Lead quente, morno e frio: classificar sem achismo

Aprenda a classificar lead quente, morno e frio por sinais de intenção observáveis, não por feeling, e defina a cadência certa para cada temperatura do lead.

Por equipe followasy


A temperatura de um lead descreve o quanto ele está perto de comprar agora. Lead quente é quem demonstra intenção clara e imediata: pediu preço, quer fechar, marcou horário. Lead morno tem interesse real, mas sem pressa: está pesquisando, comparando, vai decidir mais para frente. Lead frio é o contato que existe na sua base sem sinal de intenção no momento: baixou um material, deixou o WhatsApp num evento, mas não pediu nada. Classificar por temperatura é separar quem você atende agora de quem você cultiva para depois.

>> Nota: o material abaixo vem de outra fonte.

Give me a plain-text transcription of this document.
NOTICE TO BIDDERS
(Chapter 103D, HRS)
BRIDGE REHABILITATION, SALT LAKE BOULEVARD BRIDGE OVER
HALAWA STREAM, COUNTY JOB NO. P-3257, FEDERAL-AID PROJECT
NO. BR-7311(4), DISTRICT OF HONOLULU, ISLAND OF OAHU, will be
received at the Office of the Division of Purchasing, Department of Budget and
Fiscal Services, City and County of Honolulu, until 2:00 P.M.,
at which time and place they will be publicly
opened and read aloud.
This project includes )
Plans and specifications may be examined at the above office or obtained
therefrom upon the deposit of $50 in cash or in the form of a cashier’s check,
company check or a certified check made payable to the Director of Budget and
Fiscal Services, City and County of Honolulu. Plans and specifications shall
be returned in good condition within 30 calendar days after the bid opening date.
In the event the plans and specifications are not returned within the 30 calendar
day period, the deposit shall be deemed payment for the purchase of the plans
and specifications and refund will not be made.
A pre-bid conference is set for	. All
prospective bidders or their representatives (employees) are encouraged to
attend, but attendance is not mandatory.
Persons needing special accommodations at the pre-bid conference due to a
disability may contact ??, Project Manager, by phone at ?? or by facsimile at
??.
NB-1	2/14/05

O problema é que a maioria dos times classifica por sensação. "Esse cliente me parece quente" é um palpite, e palpite não escala nem se transfere entre vendedores. A classificação útil se baseia em sinais observáveis: o que o lead fez, disse e perguntou. Este guia mostra quais sinais indicam cada temperatura e, principalmente, o que fazer com cada uma, porque classificar sem mudar a ação é só rótulo.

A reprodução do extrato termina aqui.